For Coulon, there’s an irony in her projects on roe deer and scrub-jays. Her work in France focused on a common animal that was incredibly difficult to catch and to follow; her goal was to understand how to manage the species’ growing population. In Florida, everything was reversed. In the field, she was bombarded by jays expecting handouts. Yet she was working with a species that is heading steadily toward extinction; her work was part of an urgent effort to ensure that scrub-jays continue to lend their azure flash to the dusty green scrub.
Perhaps the work will pay off. With all that’s known about the species after so much study, it will probably come down to exerting the willpower to do what scientists know is required: resist turning what’s left of the scrub into more subdivisions or citrus groves; periodically burn reserves to keep them productive; and attempt to re-establish scrub in selected areas to reconnect populations.

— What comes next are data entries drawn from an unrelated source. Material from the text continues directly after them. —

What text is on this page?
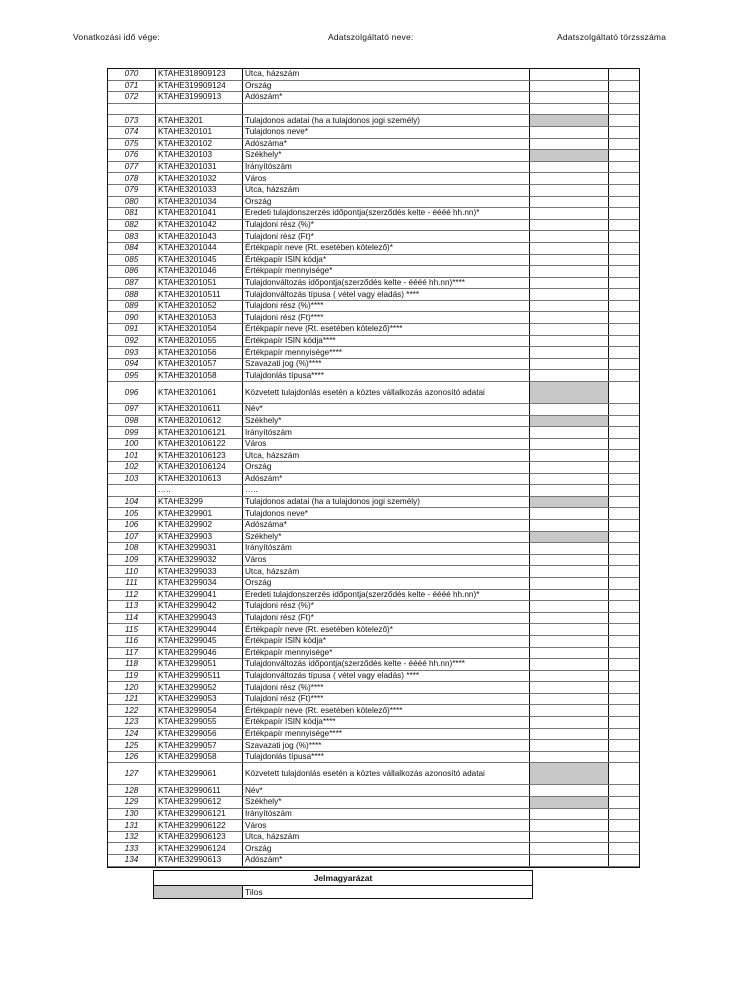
Vonatkozási idő vége:	Adatszolgáltató neve:	Adatszolgáltató törzsszáma
070	KTAHE318909123	Utca, házszám		
071	KTAHE319909124	Ország		
072	KTAHE31990913	Adószám*		

073	KTAHE3201	Tulajdonos adatai (ha a tulajdonos jogi személy)		
074	KTAHE320101	Tulajdonos neve*		
075	KTAHE320102	Adószáma*		
076	KTAHE320103	Székhely*		
077	KTAHE3201031	Irányítószám		
078	KTAHE3201032	Város		
079	KTAHE3201033	Utca, házszám		
080	KTAHE3201034	Ország		
081	KTAHE3201041	Eredeti tulajdonszerzés időpontja(szerződés kelte - éééé hh.nn)*		
082	KTAHE3201042	Tulajdoni rész (%)*		
083	KTAHE3201043	Tulajdoni rész (Ft)*		
084	KTAHE3201044	Értékpapír neve (Rt. esetében kötelező)*		
085	KTAHE3201045	Értékpapír ISIN kódja*		
086	KTAHE3201046	Értékpapír mennyisége*		
087	KTAHE3201051	Tulajdonváltozás időpontja(szerződés kelte - éééé hh.nn)****		
088	KTAHE32010511	Tulajdonváltozás típusa ( vétel vagy eladás) ****		
089	KTAHE3201052	Tulajdoni rész (%)****		
090	KTAHE3201053	Tulajdoni rész (Ft)****		
091	KTAHE3201054	Értékpapír neve (Rt. esetében kötelező)****		
092	KTAHE3201055	Értékpapír ISIN kódja****		
093	KTAHE3201056	Értékpapír mennyisége****		
094	KTAHE3201057	Szavazati jog (%)****		
095	KTAHE3201058	Tulajdonlás típusa****		
096	KTAHE3201061	Közvetett tulajdonlás esetén a köztes vállalkozás azonosító adatai		
097	KTAHE32010611	Név*		
098	KTAHE32010612	Székhely*		
099	KTAHE320106121	Irányítószám		
100	KTAHE320106122	Város		
101	KTAHE320106123	Utca, házszám		
102	KTAHE320106124	Ország		
103	KTAHE32010613	Adószám*		
	…..	…..		
104	KTAHE3299	Tulajdonos adatai (ha a tulajdonos jogi személy)		
105	KTAHE329901	Tulajdonos neve*		
106	KTAHE329902	Adószáma*		
107	KTAHE329903	Székhely*		
108	KTAHE3299031	Irányítószám		
109	KTAHE3299032	Város		
110	KTAHE3299033	Utca, házszám		
111	KTAHE3299034	Ország		
112	KTAHE3299041	Eredeti tulajdonszerzés időpontja(szerződés kelte - éééé hh.nn)*		
113	KTAHE3299042	Tulajdoni rész (%)*		
114	KTAHE3299043	Tulajdoni rész (Ft)*		
115	KTAHE3299044	Értékpapír neve (Rt. esetében kötelező)*		
116	KTAHE3299045	Értékpapír ISIN kódja*		
117	KTAHE3299046	Értékpapír mennyisége*		
118	KTAHE3299051	Tulajdonváltozás időpontja(szerződés kelte - éééé hh.nn)****		
119	KTAHE32990511	Tulajdonváltozás típusa ( vétel vagy eladás) ****		
120	KTAHE3299052	Tulajdoni rész (%)****		
121	KTAHE3299053	Tulajdoni rész (Ft)****		
122	KTAHE3299054	Értékpapír neve (Rt. esetében kötelező)****		
123	KTAHE3299055	Értékpapír ISIN kódja****		
124	KTAHE3299056	Értékpapír mennyisége****		
125	KTAHE3299057	Szavazati jog (%)****		
126	KTAHE3299058	Tulajdonlás típusa****		
127	KTAHE3299061	Közvetett tulajdonlás esetén a köztes vállalkozás azonosító adatai		
128	KTAHE32990611	Név*		
129	KTAHE32990612	Székhely*		
130	KTAHE329906121	Irányítószám		
131	KTAHE329906122	Város		
132	KTAHE329906123	Utca, házszám		
133	KTAHE329906124	Ország		
134	KTAHE32990613	Adószám*		
Jelmagyarázat
Tilos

The balance of opinion may be shifting toward the scrub-jay. Sarasota County recently commissioned a study to determine how to keep jays from going extinct in the county, signaling a public appreciation of the species’ plight. As Fitzpatrick says, it’s no longer a fight to keep scrub as it always was.
“The pizza is gone,” he says. “We’re just trying to save the crumbs.” And if we can’t save crumbs that perch on our fingers, what can we save?